Enhancing Inter-Patient Performance for Arrhythmia Classification with Adversarial Learning Using Beat-Score Maps

Abstract

Research on computer-aided arrhythmia classification is actively conducted, but the limited generalization capacity constrains its applicability in practical clinical settings. One of the primary challenges in deploying such techniques in real-world scenarios is the inter-patient variability and the consequent performance degradation. In this study, we leverage our previous innovation, the n-beat-score map (n-BSM), to introduce an adversarial framework to mitigate the issue of poor performance in arrhythmia classification within the inter-patient paradigm. The n-BSM is a 2D representation of the ECG signal, capturing its constituent beat characteristics through beat-score vectors derived from a pre-trained beat classifier. We employ adversarial learning to eliminate patient-dependent features during the training of the beat classifier, thereby generating the patient-independent n-BSM (PI-BSM). This approach enables us to concentrate primarily on the learning characteristics associated with beat type rather than patient-specific features.
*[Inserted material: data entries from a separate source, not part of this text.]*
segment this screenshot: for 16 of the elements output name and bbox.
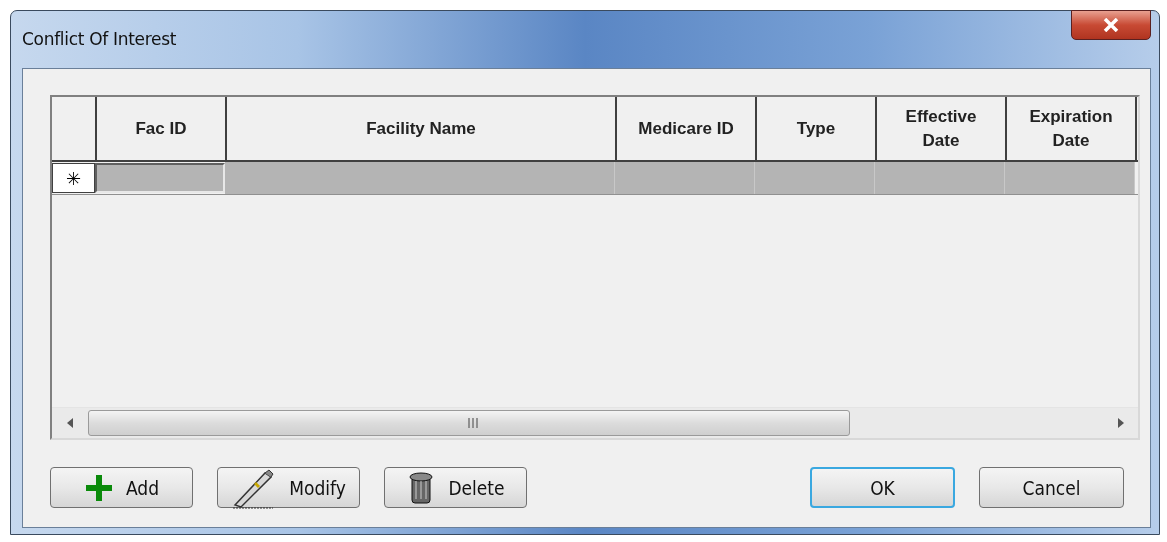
new-row-marker: ✳	[52, 163, 95, 193]
modify-button[interactable]: Modify	[217, 467, 360, 508]
plus-icon	[83, 472, 114, 503]
add-button[interactable]: Add	[50, 467, 193, 508]
close-button[interactable]	[1071, 10, 1151, 40]
window-title: Conflict Of Interest	[22, 28, 177, 49]
ok-button[interactable]: OK	[810, 467, 955, 508]
grip-icon	[467, 418, 479, 428]
scroll-thumb[interactable]	[88, 410, 850, 436]
delete-button[interactable]: Delete	[384, 467, 527, 508]
horizontal-scrollbar[interactable]	[52, 407, 1138, 438]
right-arrow-icon[interactable]	[1116, 418, 1124, 428]
close-icon	[1103, 18, 1119, 32]
left-arrow-icon[interactable]	[66, 418, 74, 428]
cancel-button[interactable]: Cancel	[979, 467, 1124, 508]
table-cell[interactable]	[95, 163, 225, 193]
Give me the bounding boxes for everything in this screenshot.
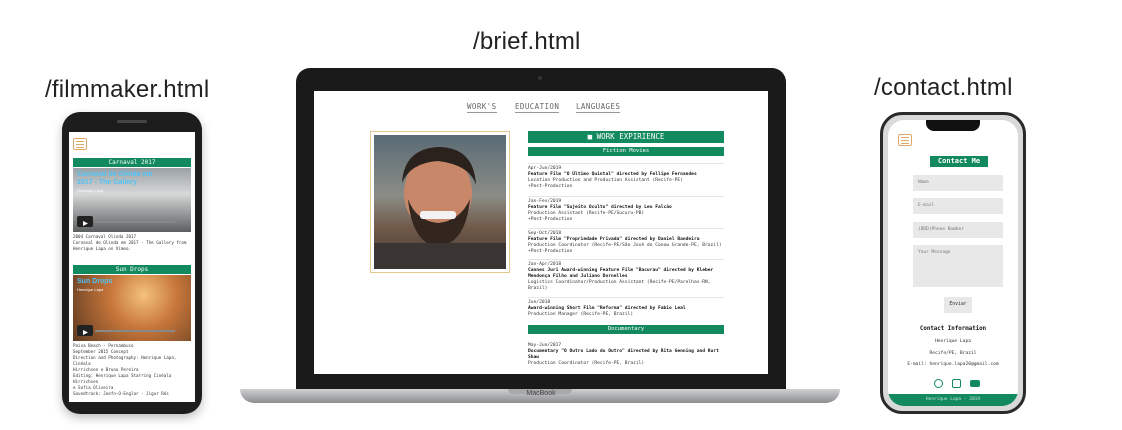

Through a beat classifier pre-trained with adversarial learning, a series of beat-score vectors are generated for the beat segments that make up a given ECG signal. These vectors are then concatenated chronologically to form a PI-BSM. Utilizing PI-BSMs as the input, an arrhythmia classifier is trained to differentiate between distinct types of rhythms. This approach yields a 14.27% enhancement in the F1-score in the MIT-BIH arrhythmia database and a 4.97% improvement in cross-database evaluation using the Chapman–Shaoxing 12-lead ECG database.